Versuch's mal mit Konfuzius

Die Doytçe Ayıp! Was hat weder Farbe noch Geruch noch eine Herkunft? Eine Tugend, die unsere neue Kolumnistin oft vermisst
Ausgabe 04/2016

Ich muss etwa acht Jahre alt gewesen sein. Wir waren in den Ferien in unserem anatolischen Dorf. Meine Mutter schickte meinen Cousin und mich mit einem Krug zum Brunnen, um Wasser zu holen. Wir verabredeten, dass ich den Krug auf dem Hinweg trage und er auf dem Rückweg. Am Brunnen sagte mein Cousin plötzlich: „Ich bin ein Junge, ich muss kein Wasser tragen, das machen nur Frauen.“ „Das ist unfair“, antwortete ich und ließ den Krug stehen.

Ein paar Jahre später, mittlerweile war ich 13, sagte der gleiche Cousin: „Der Traktor im Dorf gehört später mir. Und die Weizenfelder von Großvater auch. Ich bin der Junge.“ Wir stritten uns heftig, er muss etwa eine Armlänge von mir entfernt gewesen sein, als ich ausholte und ihm eine pfefferte. Seit dem Tag habe ich einen Spitznamen in meiner Familie. Sie nennt mich „erkek Fatma“, männliche Fatma.
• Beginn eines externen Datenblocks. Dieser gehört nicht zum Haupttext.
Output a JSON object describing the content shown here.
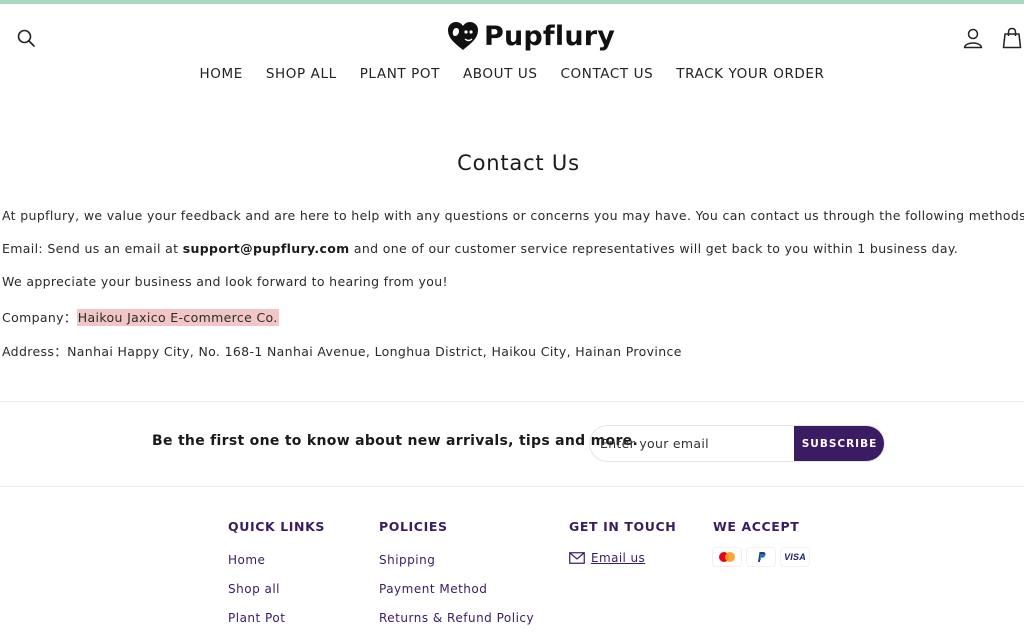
{
  "brand": {
    "name": "Pupflury"
  },
  "header": {
    "nav": [
      "HOME",
      "SHOP ALL",
      "PLANT POT",
      "ABOUT US",
      "CONTACT US",
      "TRACK YOUR ORDER"
    ]
  },
  "page": {
    "title": "Contact Us",
    "intro": "At pupflury, we value your feedback and are here to help with any questions or concerns you may have. You can contact us through the following methods:",
    "email_prefix": "Email: Send us an email at ",
    "email_address": "support@pupflury.com",
    "email_suffix": " and one of our customer service representatives will get back to you within 1 business day.",
    "appreciate": "We appreciate your business and look forward to hearing from you!",
    "company_label": "Company：",
    "company_value": "Haikou Jaxico E-commerce Co.",
    "address_label": "Address：",
    "address_value": "Nanhai Happy City, No. 168-1 Nanhai Avenue, Longhua District, Haikou City, Hainan Province"
  },
  "newsletter": {
    "text": "Be the first one to know about new arrivals, tips and more.",
    "placeholder": "Enter your email",
    "button": "SUBSCRIBE"
  },
  "footer": {
    "quick_links": {
      "heading": "QUICK LINKS",
      "items": [
        "Home",
        "Shop all",
        "Plant Pot"
      ]
    },
    "policies": {
      "heading": "POLICIES",
      "items": [
        "Shipping",
        "Payment Method",
        "Returns & Refund Policy"
      ]
    },
    "get_in_touch": {
      "heading": "GET IN TOUCH",
      "email_label": "Email us"
    },
    "we_accept": {
      "heading": "WE ACCEPT",
      "cards": [
        "mastercard-icon",
        "paypal-icon",
        "visa-icon"
      ],
      "visa_text": "VISA"
    }
  },
  "colors": {
    "accent": "#3b1b63",
    "topbar": "#a8d8bd",
    "highlight": "#f3c6c6"
  }
}
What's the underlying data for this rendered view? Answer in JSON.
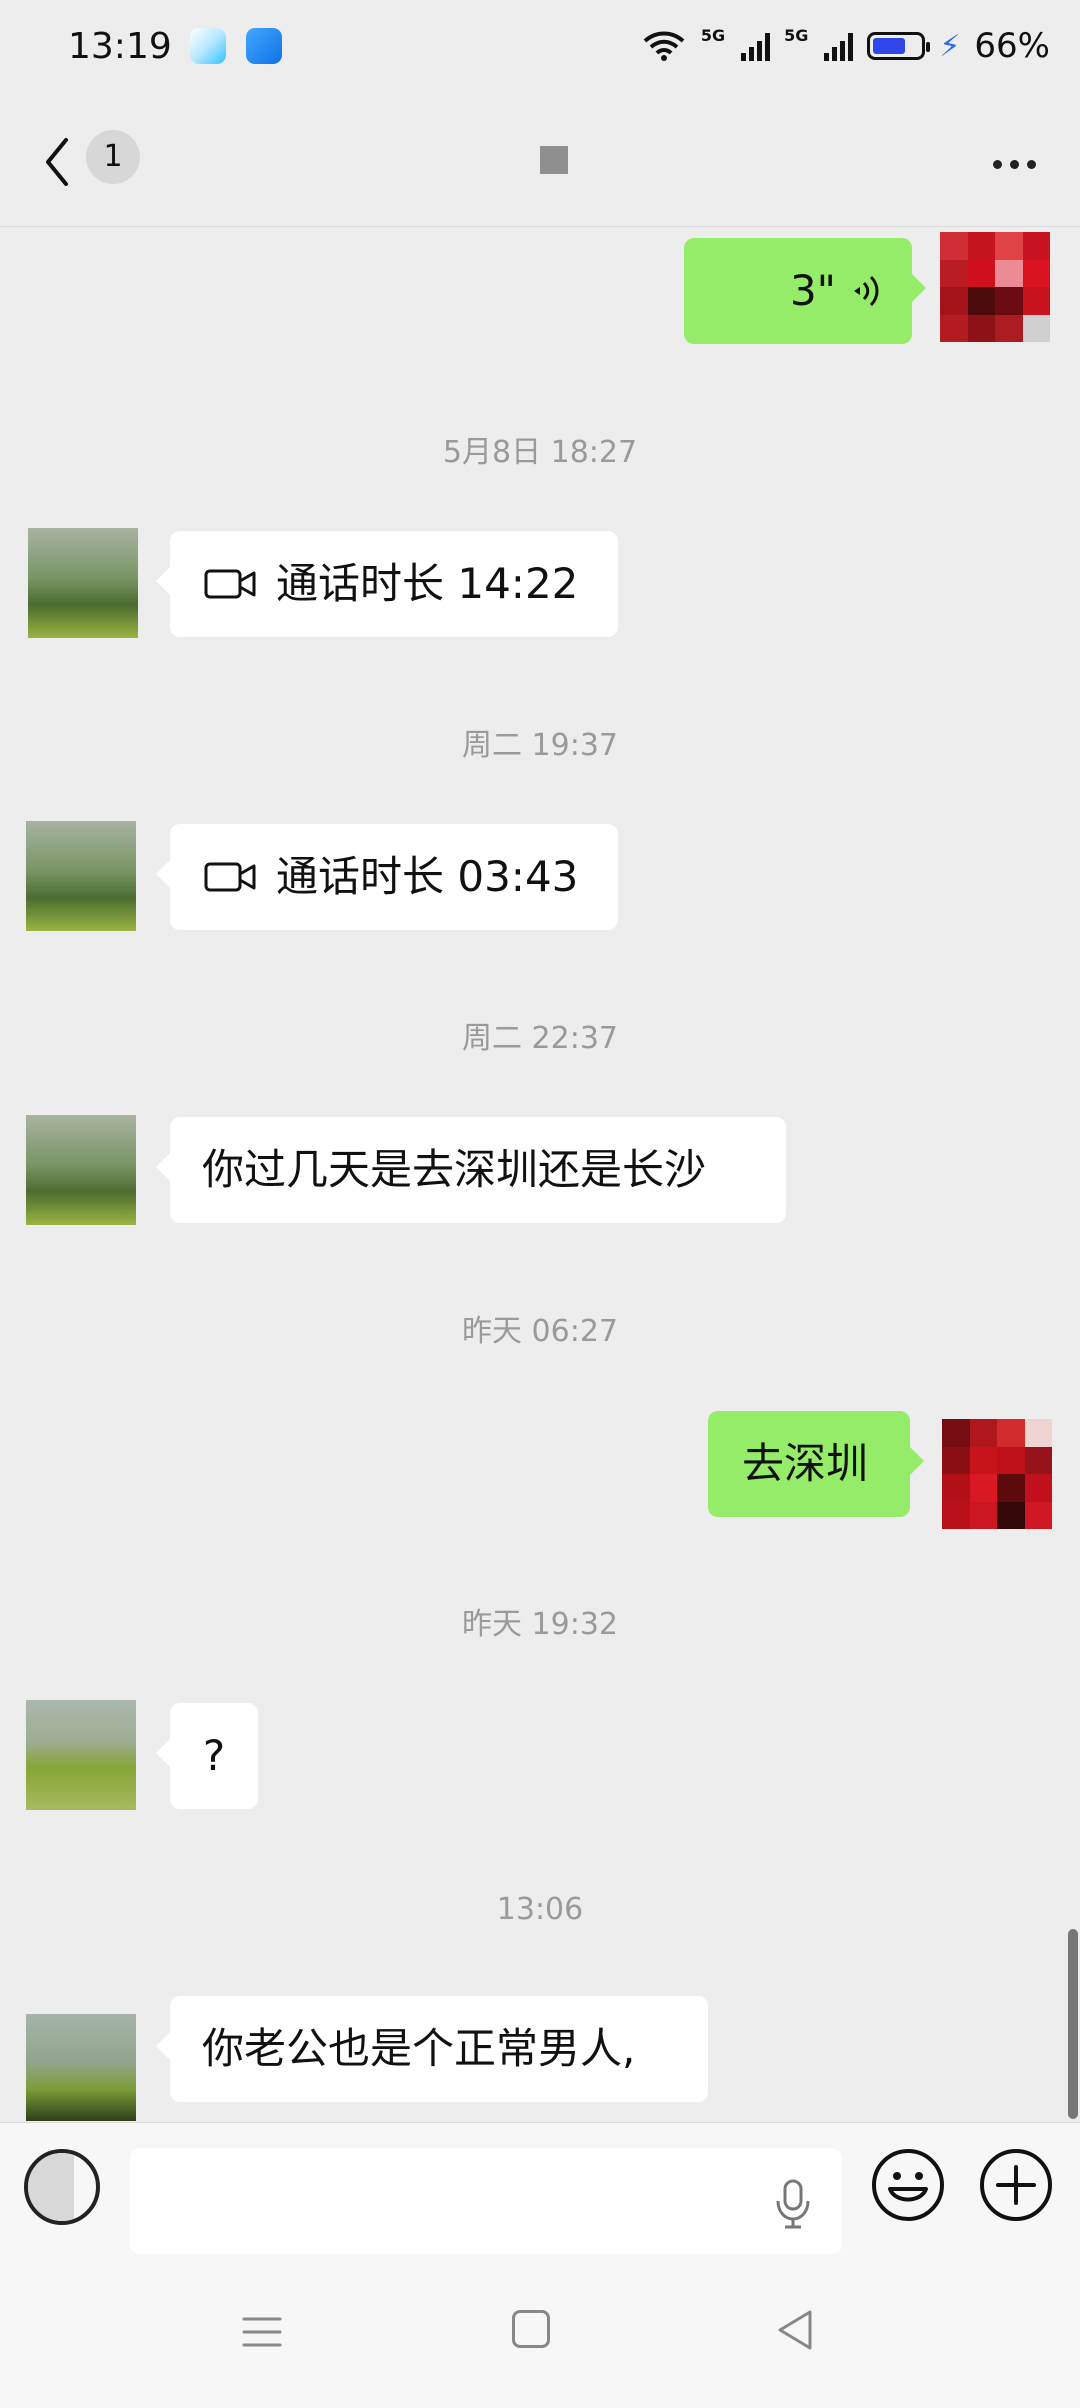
{
  "status": {
    "time": "13:19",
    "network1": "5G",
    "network2": "5G",
    "battery": "66%"
  },
  "header": {
    "unread_count": "1",
    "title": ""
  },
  "messages": [
    {
      "type": "voice",
      "side": "out",
      "duration": "3\""
    },
    {
      "type": "time",
      "text": "5月8日 18:27"
    },
    {
      "type": "call",
      "side": "in",
      "label": "通话时长 14:22"
    },
    {
      "type": "time",
      "text": "周二 19:37"
    },
    {
      "type": "call",
      "side": "in",
      "label": "通话时长 03:43"
    },
    {
      "type": "time",
      "text": "周二 22:37"
    },
    {
      "type": "text",
      "side": "in",
      "text": "你过几天是去深圳还是长沙"
    },
    {
      "type": "time",
      "text": "昨天 06:27"
    },
    {
      "type": "text",
      "side": "out",
      "text": "去深圳"
    },
    {
      "type": "time",
      "text": "昨天 19:32"
    },
    {
      "type": "text",
      "side": "in",
      "text": "?"
    },
    {
      "type": "time",
      "text": "13:06"
    },
    {
      "type": "text",
      "side": "in",
      "text": "你老公也是个正常男人,"
    }
  ],
  "input": {
    "value": ""
  },
  "icons": {
    "wifi": "wifi-icon",
    "video": "video-call-icon",
    "voice": "voice-wave-icon",
    "mic": "microphone-icon",
    "emoji": "emoji-icon",
    "plus": "plus-icon",
    "back": "back-arrow-icon",
    "more": "more-icon"
  },
  "colors": {
    "outgoing": "#95ec69",
    "incoming": "#ffffff",
    "background": "#ededed",
    "battery_accent": "#2f47e8"
  }
}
Anderer Ort, andere Zeit: Gerade volljährig geworden, war ich nach einem Kneipenbesuch in Duisburg auf dem Weg nach Hause und wurde überfallen. Ein Mann packte mich, drückte mich auf den Boden, hielt mir den Mund zu und flüsterte mir ins Ohr: „Hasse Angst, wa?“ Ich hatte Glück, ein Autofahrer hielt an und bewahrte mich wahrscheinlich vor dem Schlimmsten. In dieser Nacht habe ich meine Unbeschwertheit verloren.

Wieder einige Jahre später, ich hatte gerade bei einer Zeitung angefangen, diskutierten wir in der Redaktionskonferenz über ein Thema. Ich weiß nicht mehr genau, worum es ging, aber ich weiß noch sehr genau, dass ich gegen das Thema war. Ein Kollege sagte vor der gesamten Runde: „Was ist denn mit dir los, bist du schlecht gevögelt?“ Später musste ich mir noch oft anhören, dass Frauen „was zwischen die Beine brauchen“, wenn sie ihre Meinung deutlich vertraten. Ich erinnere mich an Weihnachtsfeiern des Betriebs, auf denen Kolleginnen labyrinthartig umherliefen, um jenen Kollegen aus dem Weg zu gehen, von denen man wusste, dass sie einen anfassten.

Diese Szenen mögen auf den ersten Blick zusammengewürfelt wirken. Aber es gibt eine Gemeinsamkeit: Es ist der Anstand, der darin fehlt. Das Wort klingt ein bisschen niedlich, klingt vielleicht sogar verstaubt und altmodisch. Meine Freunde lachen, wenn ich sage, dass ein Mann immer zuerst anständig sein sollte. Im Türkischen gibt es das Wort „ayıp“. Übersetzt heißt es in etwa „wie unanständig“, und es hat eine starke Wirkung. Wenn eine Frau „ayıp“ ruft, kann man sicher sein, dass sich Leute nach dem Verächtlichen umdrehen.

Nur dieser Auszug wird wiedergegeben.